Metadata-Version: 2.4
Name: kandiga
Version: 0.5.0
Summary: Run frontier MoE models on consumer hardware. 35B in 1.5GB RAM.
Author: Kantheon
License-Expression: MIT
Project-URL: Homepage, https://kandiga.com
Project-URL: Repository, https://github.com/kantheon/kandiga
Project-URL: Documentation, https://github.com/kantheon/kandiga#readme
Requires-Python: >=3.9
Description-Content-Type: text/markdown
License-File: LICENSE
Requires-Dist: mlx>=0.30.0
Requires-Dist: mlx-lm>=0.24.0
Requires-Dist: numpy
Requires-Dist: rich
Provides-Extra: serve
Requires-Dist: fastapi; extra == "serve"
Requires-Dist: uvicorn[standard]; extra == "serve"
Provides-Extra: tools
Requires-Dist: duckduckgo-search; extra == "tools"
Dynamic: license-file

# Kandiga

Giant models. Tiny memory.

Kandiga is an open-source MoE inference engine that uses **Selective Expert Materialization (SEM)** to run massive models on any Apple Silicon Mac. A 397B model that normally needs 224GB of RAM runs in 8GB. A 35B model runs in 2GB. No cloud, no API keys.

## Supported Models

| Model | Parameters | Active | Experts | Disk | Kandiga RAM | Min. Mac |
|-------|-----------|--------|---------|------|-------------|----------|
| Qwen3.5-35B-A3B | 35B | 3B | 256 | 20 GB | ~2 GB | 8 GB |
| Qwen3.5-122B-A10B | 122B | 10B | 256 | 70 GB | ~4 GB | 16 GB |
| Qwen3.5-397B-A17B | 397B | 17B | 512 | 224 GB | ~8 GB | 24 GB |

Without Kandiga, these models require their full disk size in RAM. With SEM, only the shared layers load to memory — expert weights stay on disk and are read on demand.

## How it works

MoE models have hundreds of expert sub-networks per layer, but only activate a few per token.

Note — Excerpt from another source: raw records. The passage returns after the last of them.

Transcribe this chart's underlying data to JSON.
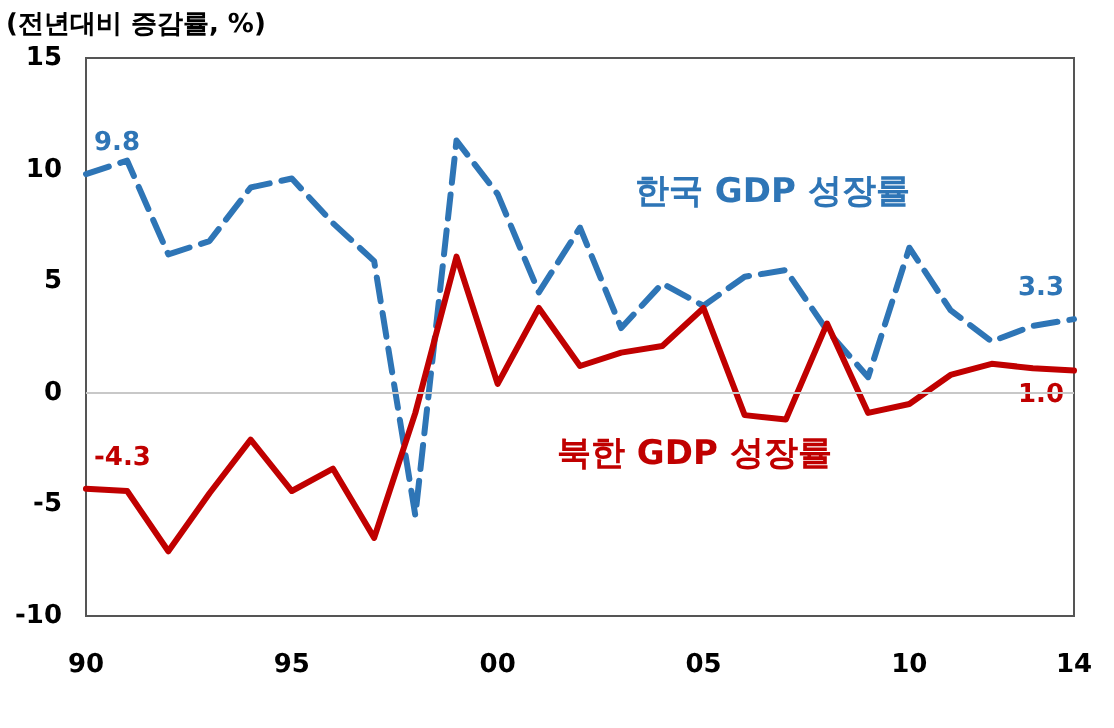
{
  "chart_data": {
    "type": "line",
    "ylabel": "(전년대비 증감률, %)",
    "categories": [
      "90",
      null,
      null,
      null,
      null,
      "95",
      null,
      null,
      null,
      null,
      "00",
      null,
      null,
      null,
      null,
      "05",
      null,
      null,
      null,
      null,
      "10",
      null,
      null,
      null,
      "14"
    ],
    "series": [
      {
        "name": "한국 GDP 성장률",
        "color": "#2e75b6",
        "line_style": "dashed",
        "values": [
          9.8,
          10.4,
          6.2,
          6.8,
          9.2,
          9.6,
          7.6,
          5.9,
          -5.5,
          11.3,
          8.9,
          4.5,
          7.4,
          2.9,
          4.9,
          3.9,
          5.2,
          5.5,
          2.8,
          0.7,
          6.5,
          3.7,
          2.3,
          3.0,
          3.3
        ],
        "value_labels": [
          "9.8",
          null,
          null,
          null,
          null,
          null,
          null,
          null,
          null,
          null,
          null,
          null,
          null,
          null,
          null,
          null,
          null,
          null,
          null,
          null,
          null,
          null,
          null,
          null,
          "3.3"
        ]
      },
      {
        "name": "북한 GDP 성장률",
        "color": "#c00000",
        "line_style": "solid",
        "values": [
          -4.3,
          -4.4,
          -7.1,
          -4.5,
          -2.1,
          -4.4,
          -3.4,
          -6.5,
          -0.9,
          6.1,
          0.4,
          3.8,
          1.2,
          1.8,
          2.1,
          3.8,
          -1.0,
          -1.2,
          3.1,
          -0.9,
          -0.5,
          0.8,
          1.3,
          1.1,
          1.0
        ],
        "value_labels": [
          "-4.3",
          null,
          null,
          null,
          null,
          null,
          null,
          null,
          null,
          null,
          null,
          null,
          null,
          null,
          null,
          null,
          null,
          null,
          null,
          null,
          null,
          null,
          null,
          null,
          "1.0"
        ]
      }
    ],
    "ylim": [
      -10,
      15
    ],
    "yticks": [
      -10,
      -5,
      0,
      5,
      10,
      15
    ],
    "grid": false,
    "legend": false,
    "marker": "none",
    "ref_lines": [
      {
        "axis": "y",
        "value": 0,
        "color": "#c8c8c8"
      }
    ]
  }
}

Kandiga exploits this sparsity:

1. **Shared layers** (attention, norms, embeddings) load to GPU memory
2. **Expert weights** stay on disk in packed binary files
3. **Per token**: the router selects which experts to activate (8 of 256)
4. **CPU computes** expert MLP with NEON-vectorized 4-bit dequant + GCD parallelism
5. **GPU computes** attention simultaneously via MLX (unified memory, zero copy)

## Install

```bash
pip install kandiga
```

Requirements: macOS with Apple Silicon (M1/M2/M3/M4), Python 3.10+

## Quick start

```bash
# One-time setup: download model + prepare expert files
kandiga setup

# Choose a different model
kandiga setup --model mlx-community/Qwen3.5-122B-A10B-4bit

# Interactive chat
kandiga chat

# Fast mode (K=4 experts instead of 8, ~2x speed)
kandiga chat --fast

# One-shot prompt
kandiga "What is the capital of France?"

# Start an OpenAI-compatible API server
kandiga serve

# Run benchmarks
kandiga bench

# Update to latest version
kandiga update
```

## Performance

Measured on M4 Mac Mini (16GB), Qwen3.5-35B-A3B-4bit:

| Mode | Experts | Speed | RAM | Quality |
|------|---------|-------|-----|---------|
| Quality (K=8) | 8/256 per layer | ~3.5 tok/s | ~2 GB | Full |
| Fast (K=4) | 4/256 per layer | ~6.5 tok/s | ~2 GB | Near-equal |

## KV Cache Compression (TurboQuant)

Every token generated grows a memory buffer called the **KV cache**. On a 16GB Mac, this normally limits conversations to ~4K tokens before RAM runs out.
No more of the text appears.